Ciné-club Michèle Films#4 / Spectres de nos quotidiens

Mardi 20 juin, 19h30 : projection de Dieu et le Raté de Vincent Le Port, précédé d’un court-métrage surprise (prix libre).

Ouverture des portes 19h30
Début de la projection 20h

Puis vient le jour des révélations de l’Apocalypse, où l’on comprend qu’on est maudit, et misérable, et aveugle, et nu et alors, fantôme funeste et dolent, il ne reste qu’à traverser les cauchemars de cette vie en claquant des dents.
Jack Kerouac

Tout voyageur poursuit un fantôme qui, perpétuellement, lui échappe ; il espère sans cesse découvrir un nouveau mode de vie qui soit en quelque sorte fondamentalement différent de ceux qui lui sont familiers. Il s’imagine capable, dès qu’il la rencontrera, d’entrer magiquement en contact avec cette existence merveilleuse, de la comprendre et d’y participer.
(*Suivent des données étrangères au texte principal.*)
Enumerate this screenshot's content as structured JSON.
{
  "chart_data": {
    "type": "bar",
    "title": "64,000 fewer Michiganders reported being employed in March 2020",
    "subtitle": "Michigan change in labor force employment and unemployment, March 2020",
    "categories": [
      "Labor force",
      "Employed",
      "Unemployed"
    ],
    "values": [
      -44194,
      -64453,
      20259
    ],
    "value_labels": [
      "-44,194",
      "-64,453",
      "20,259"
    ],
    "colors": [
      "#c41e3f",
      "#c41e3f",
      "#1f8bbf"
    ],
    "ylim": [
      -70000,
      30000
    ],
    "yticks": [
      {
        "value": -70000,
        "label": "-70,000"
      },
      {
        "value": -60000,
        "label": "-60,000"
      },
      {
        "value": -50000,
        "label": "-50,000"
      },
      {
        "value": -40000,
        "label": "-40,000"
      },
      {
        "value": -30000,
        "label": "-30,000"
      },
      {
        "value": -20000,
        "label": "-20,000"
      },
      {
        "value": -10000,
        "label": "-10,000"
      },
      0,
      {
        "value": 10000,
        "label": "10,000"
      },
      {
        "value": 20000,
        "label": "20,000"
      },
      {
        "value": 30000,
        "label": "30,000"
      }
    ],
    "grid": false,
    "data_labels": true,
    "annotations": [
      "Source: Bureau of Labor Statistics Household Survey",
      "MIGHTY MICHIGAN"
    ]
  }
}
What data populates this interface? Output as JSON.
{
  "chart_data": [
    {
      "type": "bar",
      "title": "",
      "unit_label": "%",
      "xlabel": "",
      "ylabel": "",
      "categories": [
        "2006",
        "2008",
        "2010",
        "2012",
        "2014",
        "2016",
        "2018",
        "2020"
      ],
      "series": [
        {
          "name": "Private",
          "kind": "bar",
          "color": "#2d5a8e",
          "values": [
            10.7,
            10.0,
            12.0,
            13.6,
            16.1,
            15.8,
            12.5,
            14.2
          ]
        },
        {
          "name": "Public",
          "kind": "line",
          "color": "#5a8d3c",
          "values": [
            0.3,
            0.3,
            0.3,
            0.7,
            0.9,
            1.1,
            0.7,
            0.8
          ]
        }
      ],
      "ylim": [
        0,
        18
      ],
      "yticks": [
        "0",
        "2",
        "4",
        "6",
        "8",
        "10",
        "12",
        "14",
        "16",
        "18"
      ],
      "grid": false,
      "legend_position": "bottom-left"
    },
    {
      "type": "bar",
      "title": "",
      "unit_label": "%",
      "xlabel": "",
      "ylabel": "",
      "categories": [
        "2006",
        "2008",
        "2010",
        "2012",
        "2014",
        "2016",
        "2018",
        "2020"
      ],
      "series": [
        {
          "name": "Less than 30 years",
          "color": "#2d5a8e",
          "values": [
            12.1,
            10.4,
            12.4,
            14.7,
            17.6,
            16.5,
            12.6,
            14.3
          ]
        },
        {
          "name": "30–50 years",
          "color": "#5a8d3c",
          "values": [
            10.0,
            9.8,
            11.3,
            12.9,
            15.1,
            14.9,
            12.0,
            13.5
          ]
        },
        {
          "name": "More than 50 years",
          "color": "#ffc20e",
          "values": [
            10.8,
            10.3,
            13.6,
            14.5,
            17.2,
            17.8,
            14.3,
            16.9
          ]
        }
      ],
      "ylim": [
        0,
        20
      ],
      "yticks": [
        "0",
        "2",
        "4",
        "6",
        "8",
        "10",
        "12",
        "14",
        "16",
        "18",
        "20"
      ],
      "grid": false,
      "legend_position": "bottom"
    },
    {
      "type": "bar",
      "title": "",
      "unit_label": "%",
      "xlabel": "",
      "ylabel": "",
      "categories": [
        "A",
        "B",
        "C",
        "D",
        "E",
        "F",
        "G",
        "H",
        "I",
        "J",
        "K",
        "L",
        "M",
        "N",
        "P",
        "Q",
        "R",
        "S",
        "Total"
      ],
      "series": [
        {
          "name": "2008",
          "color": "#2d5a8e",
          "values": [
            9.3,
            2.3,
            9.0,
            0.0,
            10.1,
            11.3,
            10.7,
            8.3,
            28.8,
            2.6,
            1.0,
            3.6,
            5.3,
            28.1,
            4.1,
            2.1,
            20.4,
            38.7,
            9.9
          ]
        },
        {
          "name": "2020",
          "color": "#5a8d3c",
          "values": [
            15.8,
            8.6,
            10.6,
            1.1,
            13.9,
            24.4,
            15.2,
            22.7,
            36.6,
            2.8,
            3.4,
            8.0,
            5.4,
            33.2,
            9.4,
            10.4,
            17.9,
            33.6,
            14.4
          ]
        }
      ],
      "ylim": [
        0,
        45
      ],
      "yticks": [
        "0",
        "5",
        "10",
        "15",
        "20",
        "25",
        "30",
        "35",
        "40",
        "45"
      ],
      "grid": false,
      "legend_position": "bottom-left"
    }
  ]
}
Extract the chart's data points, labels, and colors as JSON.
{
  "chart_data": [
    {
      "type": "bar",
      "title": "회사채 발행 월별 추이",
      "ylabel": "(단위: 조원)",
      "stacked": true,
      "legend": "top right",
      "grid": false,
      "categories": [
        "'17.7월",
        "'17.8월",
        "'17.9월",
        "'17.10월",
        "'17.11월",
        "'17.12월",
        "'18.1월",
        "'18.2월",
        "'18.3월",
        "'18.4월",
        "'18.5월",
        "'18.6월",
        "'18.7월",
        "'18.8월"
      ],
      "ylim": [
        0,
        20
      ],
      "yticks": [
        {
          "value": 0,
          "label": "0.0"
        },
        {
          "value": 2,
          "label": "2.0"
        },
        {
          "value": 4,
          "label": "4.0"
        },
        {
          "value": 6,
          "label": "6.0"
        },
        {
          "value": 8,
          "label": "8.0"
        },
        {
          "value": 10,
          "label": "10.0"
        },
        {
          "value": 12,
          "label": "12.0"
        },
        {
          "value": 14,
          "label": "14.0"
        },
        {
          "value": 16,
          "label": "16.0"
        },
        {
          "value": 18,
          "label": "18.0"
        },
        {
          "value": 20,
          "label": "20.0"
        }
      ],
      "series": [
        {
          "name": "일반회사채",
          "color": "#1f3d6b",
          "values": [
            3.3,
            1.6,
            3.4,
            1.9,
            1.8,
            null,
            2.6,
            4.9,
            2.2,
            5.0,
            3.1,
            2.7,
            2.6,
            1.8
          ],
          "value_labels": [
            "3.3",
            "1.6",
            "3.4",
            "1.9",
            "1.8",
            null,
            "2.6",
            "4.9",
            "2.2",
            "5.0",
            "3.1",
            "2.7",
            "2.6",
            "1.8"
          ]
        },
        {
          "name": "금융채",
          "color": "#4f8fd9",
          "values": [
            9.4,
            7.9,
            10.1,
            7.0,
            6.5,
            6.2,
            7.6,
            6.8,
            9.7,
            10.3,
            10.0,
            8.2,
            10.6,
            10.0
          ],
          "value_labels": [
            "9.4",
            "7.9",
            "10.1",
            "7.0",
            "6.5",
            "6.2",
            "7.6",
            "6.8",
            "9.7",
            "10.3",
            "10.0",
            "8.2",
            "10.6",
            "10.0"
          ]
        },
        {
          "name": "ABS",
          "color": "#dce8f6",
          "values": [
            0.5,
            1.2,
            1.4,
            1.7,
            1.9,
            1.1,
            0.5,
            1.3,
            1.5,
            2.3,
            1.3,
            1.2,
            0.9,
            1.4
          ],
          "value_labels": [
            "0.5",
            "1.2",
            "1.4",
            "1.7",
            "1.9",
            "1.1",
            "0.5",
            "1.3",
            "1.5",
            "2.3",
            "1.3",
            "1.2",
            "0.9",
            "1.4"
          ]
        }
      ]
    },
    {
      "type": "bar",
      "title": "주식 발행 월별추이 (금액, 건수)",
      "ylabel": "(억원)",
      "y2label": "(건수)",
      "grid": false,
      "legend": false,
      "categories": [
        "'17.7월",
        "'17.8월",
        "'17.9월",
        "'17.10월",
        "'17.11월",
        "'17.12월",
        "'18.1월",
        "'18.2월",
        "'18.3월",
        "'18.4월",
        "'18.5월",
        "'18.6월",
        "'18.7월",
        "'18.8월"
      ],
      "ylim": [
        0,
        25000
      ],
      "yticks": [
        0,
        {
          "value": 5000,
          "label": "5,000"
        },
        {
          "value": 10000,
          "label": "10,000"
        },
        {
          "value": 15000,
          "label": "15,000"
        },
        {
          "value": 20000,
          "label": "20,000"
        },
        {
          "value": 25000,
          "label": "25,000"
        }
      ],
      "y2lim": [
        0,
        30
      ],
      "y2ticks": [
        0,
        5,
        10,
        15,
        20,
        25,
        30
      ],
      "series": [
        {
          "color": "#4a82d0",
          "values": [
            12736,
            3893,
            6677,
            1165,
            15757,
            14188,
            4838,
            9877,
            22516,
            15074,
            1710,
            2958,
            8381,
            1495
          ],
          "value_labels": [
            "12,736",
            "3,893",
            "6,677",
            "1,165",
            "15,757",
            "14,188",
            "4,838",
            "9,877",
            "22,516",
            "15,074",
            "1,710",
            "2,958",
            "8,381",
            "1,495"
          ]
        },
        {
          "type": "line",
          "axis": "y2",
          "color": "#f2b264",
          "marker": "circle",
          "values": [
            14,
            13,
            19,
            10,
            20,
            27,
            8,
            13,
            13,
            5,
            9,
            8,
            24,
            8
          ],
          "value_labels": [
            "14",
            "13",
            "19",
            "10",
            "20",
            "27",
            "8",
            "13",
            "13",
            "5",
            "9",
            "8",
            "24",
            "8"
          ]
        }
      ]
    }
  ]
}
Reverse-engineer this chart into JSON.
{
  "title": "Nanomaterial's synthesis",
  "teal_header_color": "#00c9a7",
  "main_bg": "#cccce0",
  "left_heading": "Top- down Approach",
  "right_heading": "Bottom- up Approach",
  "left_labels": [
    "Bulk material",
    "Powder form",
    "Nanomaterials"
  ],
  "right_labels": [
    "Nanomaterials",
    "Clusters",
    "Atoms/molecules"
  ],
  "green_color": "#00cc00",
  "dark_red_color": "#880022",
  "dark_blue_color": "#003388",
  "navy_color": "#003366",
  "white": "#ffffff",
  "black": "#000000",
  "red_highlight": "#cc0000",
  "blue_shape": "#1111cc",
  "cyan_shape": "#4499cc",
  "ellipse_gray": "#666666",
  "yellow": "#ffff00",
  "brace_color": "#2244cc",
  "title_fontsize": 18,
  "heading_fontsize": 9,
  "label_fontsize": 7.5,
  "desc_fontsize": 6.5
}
Dans les endroits que tout le monde connaît, sur les sentiers battus, il ne trouve jamais ce qu’il cherche.
Aldous Huxley

Nos loisirs nous donnent à moi la liberté d’apprendre, à vous celle d’enseigner. En conséquence, je voudrais vraiment savoir si vous croyez que les fantômes existent, ont une forme qui leur appartient en propre et quelque puissance, ou s’ils sont sans consistance et sans réalité et ne reçoivent une apparence que de nos frayeurs.
Pline

Avec la tradition gothique et ses multiples ramifications, il est d’usage de voir dans la manifestation du spectre un phénomène proprement fantastique, compris comme une rupture dans la texture du banal. Cette appréhension du fantôme n’a rien de nécessaire : on sait comment, sur tous les continents, nombre de cultures extra-modernes ont intégré, notamment sous la forme d’anciens, la spectralité à leurs mythologies ou récits explicatifs. Dans ces espaces – que l’on trouve ou a trouvé notamment en Afrique, Asie, Europe méridionale… – le fantôme a un droit de séjour normalisé dans le quotidien ; ce n’est à l’inverse pas le cas dans les territoires où règne la modernité occidentale, le plus-là y étant relégué à une sphère d’extériorité radicale au normal.
Mais ce n’est bien évidemment pas pour autant que nos quotidiens sont exempts de spectres divers. Pire, la normalité y étant ce qu’elle est, il semblerait que nos vies soient de fantastiques génératrices de spectres : des travailleurs et travailleuses aux sujets surnuméraires, en passant par les multiples manières d’être séparées, il semble que la métropole ne soit qu’un vaste mausolée où s’agitent des fantômes. Ces âmes en peine sont assignées à cette condition (pour elles-mêmes ou pour les autres), non plus parce qu’elles sont au moins en partie hors du monde, mais justement car elles font bien trop partie de celui-ci.